Let us affirm, then, that the goodness of the Divine Blessedness is always in the same condition and manner, unfolding the beneficent rays of its own...
(11) Let us affirm, then, that the goodness of the Divine Blessedness is always in the same condition and manner, unfolding the beneficent rays of its own light upon all the intellectual visions without grudging. Should, then, the self-choosing self-sufficiency of the contemplators either turn away from the light contemplated, by closing, through love of evil, the faculties for enlightenment naturally implanted within it, it would be separated from the light present to it, not turned away, but shining upon it when shortsighted and turning its face from light generously running to it; or should it overstep the bounds of the visible given to it in due proportion, and rashly undertake to gaze upon the rays superior to its vision, the light indeed will do nothing beyond its proper functions, but it, by imperfectly approaching thing's perfect, would not attain to things unsuitable, and, by stupidly disregarding the due proportion, would fail through its own fault. But, as I said, the Divine Light is always unfolded beneficently to the intellectual visions, and it is possible for them to seize it when present, and always being most ready for the distribution of things appropriate, in a manner becoming God.
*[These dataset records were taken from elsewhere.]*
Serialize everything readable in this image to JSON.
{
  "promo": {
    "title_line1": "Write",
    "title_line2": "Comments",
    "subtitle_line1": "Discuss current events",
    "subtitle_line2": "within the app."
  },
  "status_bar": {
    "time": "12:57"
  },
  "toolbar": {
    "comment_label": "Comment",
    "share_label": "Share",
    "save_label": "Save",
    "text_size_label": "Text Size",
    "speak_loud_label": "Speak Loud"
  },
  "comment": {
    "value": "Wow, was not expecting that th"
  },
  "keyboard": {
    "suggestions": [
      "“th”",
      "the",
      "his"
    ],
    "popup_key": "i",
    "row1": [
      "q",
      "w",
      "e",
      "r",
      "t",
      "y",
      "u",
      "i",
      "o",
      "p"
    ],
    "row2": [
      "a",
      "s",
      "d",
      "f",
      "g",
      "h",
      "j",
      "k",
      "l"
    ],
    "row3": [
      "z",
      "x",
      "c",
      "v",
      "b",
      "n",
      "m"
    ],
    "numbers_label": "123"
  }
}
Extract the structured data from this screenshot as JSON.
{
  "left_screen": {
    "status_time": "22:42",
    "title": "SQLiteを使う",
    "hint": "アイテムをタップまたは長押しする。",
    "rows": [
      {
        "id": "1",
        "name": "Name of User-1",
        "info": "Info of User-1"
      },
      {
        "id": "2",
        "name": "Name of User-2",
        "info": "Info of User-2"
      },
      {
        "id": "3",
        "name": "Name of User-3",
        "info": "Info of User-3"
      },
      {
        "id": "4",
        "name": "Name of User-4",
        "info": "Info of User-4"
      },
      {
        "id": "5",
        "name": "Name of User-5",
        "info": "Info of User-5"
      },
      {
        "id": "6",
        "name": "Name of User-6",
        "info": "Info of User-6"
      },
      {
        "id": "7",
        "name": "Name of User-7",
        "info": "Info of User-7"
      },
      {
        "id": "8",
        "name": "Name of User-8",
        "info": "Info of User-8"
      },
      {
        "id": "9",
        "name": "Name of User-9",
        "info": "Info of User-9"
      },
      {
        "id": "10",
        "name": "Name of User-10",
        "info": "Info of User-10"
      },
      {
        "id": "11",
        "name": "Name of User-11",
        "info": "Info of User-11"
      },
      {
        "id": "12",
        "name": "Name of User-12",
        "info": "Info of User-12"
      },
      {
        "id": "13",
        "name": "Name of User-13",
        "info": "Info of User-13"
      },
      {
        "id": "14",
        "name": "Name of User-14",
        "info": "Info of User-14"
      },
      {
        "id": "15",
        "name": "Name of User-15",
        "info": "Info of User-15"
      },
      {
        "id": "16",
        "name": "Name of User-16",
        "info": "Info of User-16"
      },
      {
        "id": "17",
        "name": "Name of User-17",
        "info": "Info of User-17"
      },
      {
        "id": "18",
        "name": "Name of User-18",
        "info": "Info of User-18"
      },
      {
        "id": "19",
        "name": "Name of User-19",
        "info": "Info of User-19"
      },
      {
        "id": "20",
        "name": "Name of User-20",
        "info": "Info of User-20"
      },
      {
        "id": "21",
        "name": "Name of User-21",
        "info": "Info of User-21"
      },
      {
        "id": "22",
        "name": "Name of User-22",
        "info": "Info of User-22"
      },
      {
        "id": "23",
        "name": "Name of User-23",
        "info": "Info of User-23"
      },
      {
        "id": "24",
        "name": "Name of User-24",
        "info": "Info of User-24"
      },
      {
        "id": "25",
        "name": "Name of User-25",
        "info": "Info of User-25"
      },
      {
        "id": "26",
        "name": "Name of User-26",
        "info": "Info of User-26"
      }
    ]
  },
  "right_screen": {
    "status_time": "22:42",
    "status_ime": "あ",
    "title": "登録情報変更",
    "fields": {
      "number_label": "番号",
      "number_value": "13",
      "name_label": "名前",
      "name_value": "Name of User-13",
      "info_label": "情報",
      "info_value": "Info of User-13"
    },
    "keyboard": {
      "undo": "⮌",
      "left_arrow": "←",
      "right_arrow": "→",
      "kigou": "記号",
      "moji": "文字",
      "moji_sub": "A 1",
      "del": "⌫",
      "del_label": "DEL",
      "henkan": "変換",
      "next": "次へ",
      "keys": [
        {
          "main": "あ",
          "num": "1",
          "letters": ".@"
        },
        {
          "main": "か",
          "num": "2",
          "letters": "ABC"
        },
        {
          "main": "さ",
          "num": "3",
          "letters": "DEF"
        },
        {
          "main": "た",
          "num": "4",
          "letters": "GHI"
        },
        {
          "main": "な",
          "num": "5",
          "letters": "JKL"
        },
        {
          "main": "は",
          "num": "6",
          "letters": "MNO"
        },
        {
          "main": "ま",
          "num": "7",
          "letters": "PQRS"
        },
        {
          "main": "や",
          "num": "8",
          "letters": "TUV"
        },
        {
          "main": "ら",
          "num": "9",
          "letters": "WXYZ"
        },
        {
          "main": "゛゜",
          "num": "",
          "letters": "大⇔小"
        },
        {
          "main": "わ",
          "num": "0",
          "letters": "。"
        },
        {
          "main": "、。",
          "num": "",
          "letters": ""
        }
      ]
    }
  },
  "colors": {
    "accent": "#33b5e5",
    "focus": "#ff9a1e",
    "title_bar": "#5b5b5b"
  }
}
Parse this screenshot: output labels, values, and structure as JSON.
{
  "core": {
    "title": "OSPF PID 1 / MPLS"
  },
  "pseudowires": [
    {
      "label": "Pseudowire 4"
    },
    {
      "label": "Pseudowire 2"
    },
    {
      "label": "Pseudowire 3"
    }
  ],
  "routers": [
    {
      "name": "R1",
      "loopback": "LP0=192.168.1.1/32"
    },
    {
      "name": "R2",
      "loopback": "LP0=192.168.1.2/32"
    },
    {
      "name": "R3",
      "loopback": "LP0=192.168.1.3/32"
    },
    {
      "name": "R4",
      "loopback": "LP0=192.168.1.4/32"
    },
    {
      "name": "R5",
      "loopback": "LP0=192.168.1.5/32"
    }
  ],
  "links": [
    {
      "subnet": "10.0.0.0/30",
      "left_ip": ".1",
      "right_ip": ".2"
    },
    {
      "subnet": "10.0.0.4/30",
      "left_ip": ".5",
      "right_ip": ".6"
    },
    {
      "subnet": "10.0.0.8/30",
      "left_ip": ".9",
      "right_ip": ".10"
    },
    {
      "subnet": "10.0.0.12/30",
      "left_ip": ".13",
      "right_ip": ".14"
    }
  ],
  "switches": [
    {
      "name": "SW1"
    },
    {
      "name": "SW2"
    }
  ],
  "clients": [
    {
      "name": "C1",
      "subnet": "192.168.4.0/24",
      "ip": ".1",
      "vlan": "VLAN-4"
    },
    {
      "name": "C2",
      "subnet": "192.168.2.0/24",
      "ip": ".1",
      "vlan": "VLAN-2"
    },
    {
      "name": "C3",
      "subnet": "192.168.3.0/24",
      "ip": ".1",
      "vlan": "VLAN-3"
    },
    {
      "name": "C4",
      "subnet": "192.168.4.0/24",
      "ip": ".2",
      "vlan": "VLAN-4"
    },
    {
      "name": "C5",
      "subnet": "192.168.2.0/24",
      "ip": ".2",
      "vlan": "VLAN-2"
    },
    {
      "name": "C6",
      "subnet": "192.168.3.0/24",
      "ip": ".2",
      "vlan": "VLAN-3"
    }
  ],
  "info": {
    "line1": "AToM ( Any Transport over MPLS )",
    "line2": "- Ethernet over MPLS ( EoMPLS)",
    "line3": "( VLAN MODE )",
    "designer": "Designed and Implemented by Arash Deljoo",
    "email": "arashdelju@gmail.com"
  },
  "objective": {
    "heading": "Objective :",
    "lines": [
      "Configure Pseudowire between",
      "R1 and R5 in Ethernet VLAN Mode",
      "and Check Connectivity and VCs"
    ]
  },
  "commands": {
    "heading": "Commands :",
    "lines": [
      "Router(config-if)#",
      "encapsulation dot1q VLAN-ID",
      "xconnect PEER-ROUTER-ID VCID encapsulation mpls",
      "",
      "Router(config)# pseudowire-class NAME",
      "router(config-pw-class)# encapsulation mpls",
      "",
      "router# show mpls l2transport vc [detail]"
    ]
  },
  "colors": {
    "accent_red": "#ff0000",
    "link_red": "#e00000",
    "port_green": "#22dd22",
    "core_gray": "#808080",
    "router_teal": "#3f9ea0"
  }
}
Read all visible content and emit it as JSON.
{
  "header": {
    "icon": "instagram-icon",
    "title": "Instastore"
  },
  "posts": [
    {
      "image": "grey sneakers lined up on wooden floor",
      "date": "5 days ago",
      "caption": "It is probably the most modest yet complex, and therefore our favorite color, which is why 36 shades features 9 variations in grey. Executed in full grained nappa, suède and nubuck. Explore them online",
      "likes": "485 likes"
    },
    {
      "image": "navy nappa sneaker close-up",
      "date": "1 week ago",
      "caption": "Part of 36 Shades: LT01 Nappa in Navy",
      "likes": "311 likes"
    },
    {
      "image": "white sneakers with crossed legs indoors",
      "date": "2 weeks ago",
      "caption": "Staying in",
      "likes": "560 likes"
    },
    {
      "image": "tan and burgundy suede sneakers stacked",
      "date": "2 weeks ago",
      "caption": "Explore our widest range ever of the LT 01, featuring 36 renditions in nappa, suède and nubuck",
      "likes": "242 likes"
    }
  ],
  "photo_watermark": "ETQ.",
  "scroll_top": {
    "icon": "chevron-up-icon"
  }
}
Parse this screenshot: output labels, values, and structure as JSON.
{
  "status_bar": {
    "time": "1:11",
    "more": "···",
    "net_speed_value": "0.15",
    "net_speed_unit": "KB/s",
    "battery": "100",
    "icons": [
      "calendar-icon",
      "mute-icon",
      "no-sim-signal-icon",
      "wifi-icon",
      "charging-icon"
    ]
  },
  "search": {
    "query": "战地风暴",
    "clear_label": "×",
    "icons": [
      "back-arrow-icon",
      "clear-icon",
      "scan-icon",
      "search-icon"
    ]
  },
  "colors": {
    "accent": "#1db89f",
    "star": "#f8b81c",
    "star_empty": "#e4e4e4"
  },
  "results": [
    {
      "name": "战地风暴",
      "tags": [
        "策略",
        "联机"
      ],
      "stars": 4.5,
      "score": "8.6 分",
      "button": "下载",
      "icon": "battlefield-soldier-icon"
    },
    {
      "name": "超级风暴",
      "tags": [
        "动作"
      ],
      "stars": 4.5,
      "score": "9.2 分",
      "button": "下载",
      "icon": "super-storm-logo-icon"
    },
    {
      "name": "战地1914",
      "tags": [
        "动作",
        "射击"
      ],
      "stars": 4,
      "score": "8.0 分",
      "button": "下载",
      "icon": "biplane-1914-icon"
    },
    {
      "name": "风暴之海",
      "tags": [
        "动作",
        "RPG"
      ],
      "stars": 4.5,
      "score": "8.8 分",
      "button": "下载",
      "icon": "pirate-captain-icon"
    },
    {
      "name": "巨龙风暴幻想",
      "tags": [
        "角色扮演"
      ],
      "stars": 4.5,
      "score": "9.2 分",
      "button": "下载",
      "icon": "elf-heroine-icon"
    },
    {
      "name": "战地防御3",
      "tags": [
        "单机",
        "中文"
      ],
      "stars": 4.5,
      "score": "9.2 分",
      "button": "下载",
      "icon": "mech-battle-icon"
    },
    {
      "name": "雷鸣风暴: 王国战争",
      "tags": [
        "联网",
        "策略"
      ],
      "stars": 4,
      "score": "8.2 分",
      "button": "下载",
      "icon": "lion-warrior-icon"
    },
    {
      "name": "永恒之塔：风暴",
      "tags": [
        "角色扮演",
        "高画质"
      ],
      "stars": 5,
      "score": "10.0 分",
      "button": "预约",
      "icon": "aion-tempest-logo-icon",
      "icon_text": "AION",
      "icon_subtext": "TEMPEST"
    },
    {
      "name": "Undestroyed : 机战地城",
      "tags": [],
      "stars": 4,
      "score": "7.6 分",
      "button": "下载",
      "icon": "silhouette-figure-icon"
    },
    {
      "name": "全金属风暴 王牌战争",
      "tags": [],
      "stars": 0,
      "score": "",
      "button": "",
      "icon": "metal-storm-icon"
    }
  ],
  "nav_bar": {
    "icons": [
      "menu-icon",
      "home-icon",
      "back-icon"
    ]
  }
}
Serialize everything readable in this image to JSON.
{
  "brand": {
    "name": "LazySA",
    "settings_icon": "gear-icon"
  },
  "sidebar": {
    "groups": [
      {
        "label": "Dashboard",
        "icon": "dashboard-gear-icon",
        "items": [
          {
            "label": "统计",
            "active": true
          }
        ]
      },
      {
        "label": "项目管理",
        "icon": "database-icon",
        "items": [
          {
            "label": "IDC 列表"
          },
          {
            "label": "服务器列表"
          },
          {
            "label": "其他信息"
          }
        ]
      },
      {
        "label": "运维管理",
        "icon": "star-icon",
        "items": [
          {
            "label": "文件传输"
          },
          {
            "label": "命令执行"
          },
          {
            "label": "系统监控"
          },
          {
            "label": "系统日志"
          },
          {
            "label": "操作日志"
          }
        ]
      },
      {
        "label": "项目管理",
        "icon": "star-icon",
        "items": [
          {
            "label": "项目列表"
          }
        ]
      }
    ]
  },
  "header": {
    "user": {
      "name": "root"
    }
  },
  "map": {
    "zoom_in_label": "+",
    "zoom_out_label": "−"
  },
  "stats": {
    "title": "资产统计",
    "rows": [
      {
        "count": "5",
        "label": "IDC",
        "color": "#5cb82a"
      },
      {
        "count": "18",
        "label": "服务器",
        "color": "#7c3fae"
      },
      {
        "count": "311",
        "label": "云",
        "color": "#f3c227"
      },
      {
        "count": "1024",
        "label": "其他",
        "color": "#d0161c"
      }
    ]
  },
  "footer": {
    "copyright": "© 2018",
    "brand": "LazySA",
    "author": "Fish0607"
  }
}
To this imitation the divine Hierarch is fashioned, unfolding to all, without grudging, the luminous rays of his inspired teaching, and, after the Divine example, being most ready to enlighten the proselyte, neither using a grudging nor an unholy wrath for former back-slidings or excess, but, after the example of God, always enlightening by his conducting light those who approach him, as becomes a Hierarch, in fitness, and order, and in proportion to the aptitude of each for holy things.